We now have Virtuoso 6 running most of its test suite in single process and cluster modes. It is now time to finalize how it is to be configured and deployed. A bit more on this later.
We would have been done in about half time if we had not also redone the database physical layout with key compression. Still, if we get 3x more data in the same memory, using 64 bit ids for everything, the effort is justified. For any size above 2 billion triples, this means 3x less cost.
A good amount of the time and effort goes into everything except the core. Of course, we first do the optimizations we find appropriate and measure them. After all, the rest has no point if these do not run in the desired ballpark.
For delivering something, the requirements are quite the opposite: For example, when when defining a unique index, what to do when the billionth key turns out not to be unique? And then what if one of the processes is killed during the operation? Does it all come out right also when played from the roll forward log? See what I mean? There is no end of such.
So, well after we are done with the basic functionality, we have to deal with this sort of thing. Even if we limited ourselves to RDF workloads only in the first cut, we still would need to do this since maintaining this would simply not be possible without some generic DBMS functionality. So we get the full feature generic clustered RDBMS in the same cut, no splitting the deliverable.
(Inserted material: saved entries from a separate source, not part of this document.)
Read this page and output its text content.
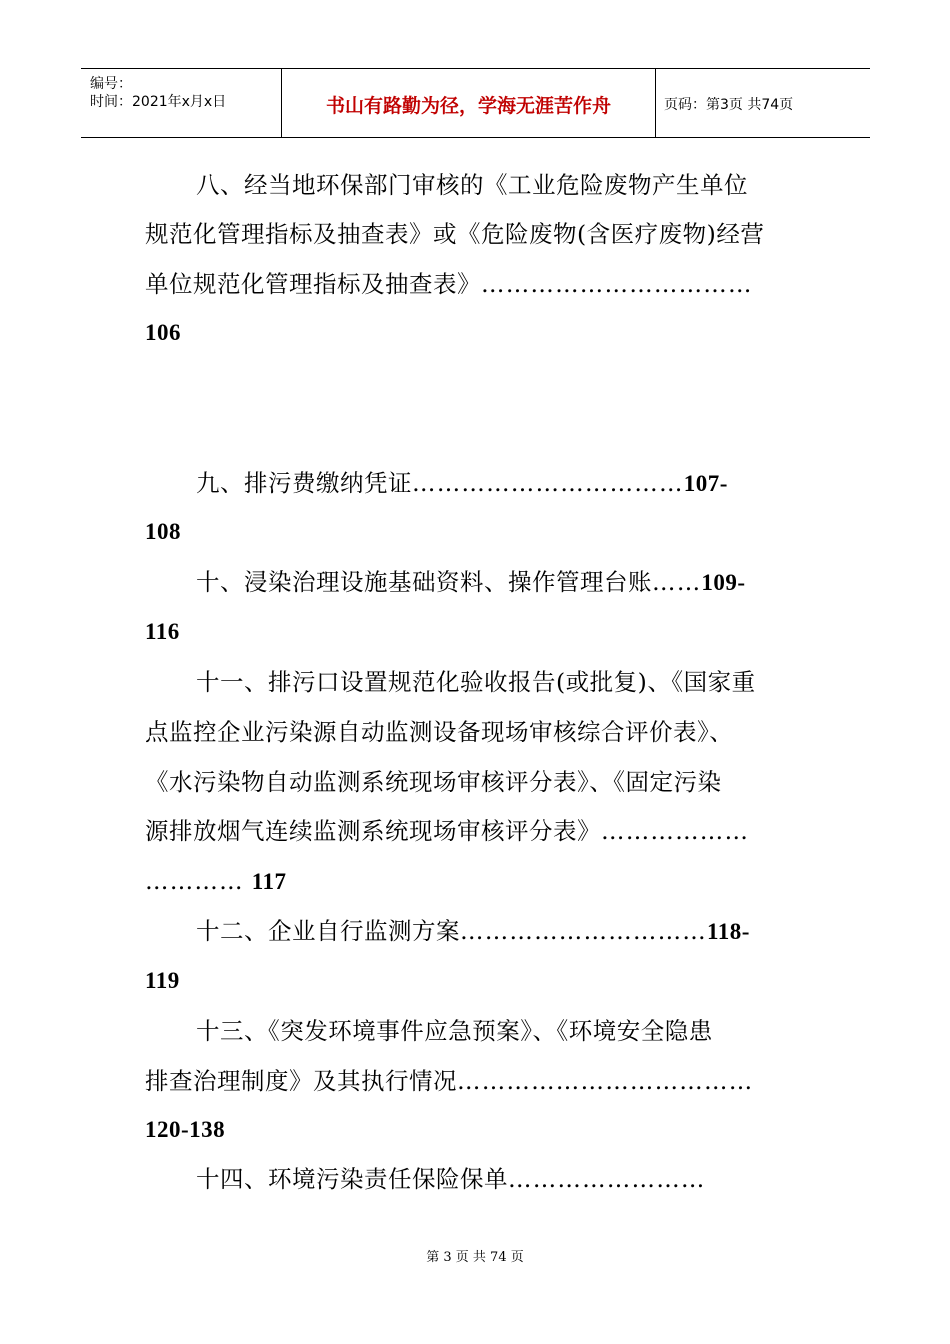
编号：
时间：2021年x月x日	书山有路勤为径，学海无涯苦作舟	页码：第3页 共74页
八、经当地环保部门审核的《工业危险废物产生单位
规范化管理指标及抽查表》或《危险废物(含医疗废物)经营
单位规范化管理指标及抽查表》……………………………
106
九、排污费缴纳凭证……………………………107-
108
十、浸染治理设施基础资料、操作管理台账……109-
116
十一、排污口设置规范化验收报告(或批复)、《国家重
点监控企业污染源自动监测设备现场审核综合评价表》、
《水污染物自动监测系统现场审核评分表》、《固定污染
源排放烟气连续监测系统现场审核评分表》………………
………… 117
十二、企业自行监测方案…………………………118-
119
十三、《突发环境事件应急预案》、《环境安全隐患
排查治理制度》及其执行情况………………………………
120-138
十四、环境污染责任保险保单……………………
第 3 页 共 74 页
The basic cluster execution model is described here.
There are some further optimizations that we will do at and around the time of first public cut.
These have to do mostly with execution scheduling. For example, a bitmap intersection join must be done differently from a single server when there is latency in getting the next chunk of bits. Value sub-queries, derived tables and existences must be started as batches, just like joined tables.
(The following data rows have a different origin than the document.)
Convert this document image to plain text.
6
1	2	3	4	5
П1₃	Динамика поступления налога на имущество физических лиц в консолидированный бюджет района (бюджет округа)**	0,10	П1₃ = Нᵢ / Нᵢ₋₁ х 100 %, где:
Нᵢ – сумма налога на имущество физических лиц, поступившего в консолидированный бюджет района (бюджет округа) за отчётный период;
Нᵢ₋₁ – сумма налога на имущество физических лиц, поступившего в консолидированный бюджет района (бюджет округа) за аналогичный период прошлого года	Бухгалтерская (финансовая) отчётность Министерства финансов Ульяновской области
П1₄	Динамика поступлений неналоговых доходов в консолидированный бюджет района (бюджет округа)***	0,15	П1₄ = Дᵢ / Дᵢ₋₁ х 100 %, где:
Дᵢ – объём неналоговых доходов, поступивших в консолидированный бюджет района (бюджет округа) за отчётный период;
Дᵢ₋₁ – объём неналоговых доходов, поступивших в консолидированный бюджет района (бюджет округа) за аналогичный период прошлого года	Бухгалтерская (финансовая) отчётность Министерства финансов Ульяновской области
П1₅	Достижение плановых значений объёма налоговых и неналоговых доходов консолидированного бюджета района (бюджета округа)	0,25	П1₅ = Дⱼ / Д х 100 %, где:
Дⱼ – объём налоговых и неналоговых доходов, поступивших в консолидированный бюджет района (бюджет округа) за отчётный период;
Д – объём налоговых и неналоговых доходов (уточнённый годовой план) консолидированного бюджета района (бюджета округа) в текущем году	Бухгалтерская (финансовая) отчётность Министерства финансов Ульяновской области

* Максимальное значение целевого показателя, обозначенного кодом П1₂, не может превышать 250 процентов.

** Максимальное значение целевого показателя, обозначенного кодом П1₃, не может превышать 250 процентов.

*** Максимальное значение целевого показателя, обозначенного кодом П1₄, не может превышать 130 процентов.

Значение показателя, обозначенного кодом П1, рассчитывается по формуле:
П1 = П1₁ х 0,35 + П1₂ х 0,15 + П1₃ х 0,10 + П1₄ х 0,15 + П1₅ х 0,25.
Having too many threads on an index is no good. But having a large batch of random lookups to work with, even when each of them does not have its own thread, gives some possibilities for IO optimization. When one would block for disk, start the disk asynchronously, like with a read ahead and do the next index lookup from the batch. This is specially so in cluster situations where the index lookups naturally come in "pre-vectored" batches. You could say that the loop join is rolled out. This is done anyhow for message latency reasons.
Do we optimize for the right stuff? Well, looking into the future, it does not look like regular RAM will be the bottom of the storage hierarchy, no matter how you look at it. With solid state disks, locality may not be so important but latency is there to stay. With everything now growing sideways, as in number of cores and core multithreading, we are just looking to deepening our already warm and intimate relationship with the Moira which cuts the thread, Atropos, Lady Latency. The attention of the best minds of the industry is devoted to thee. pouring forth of the effort of the best minds in the industry.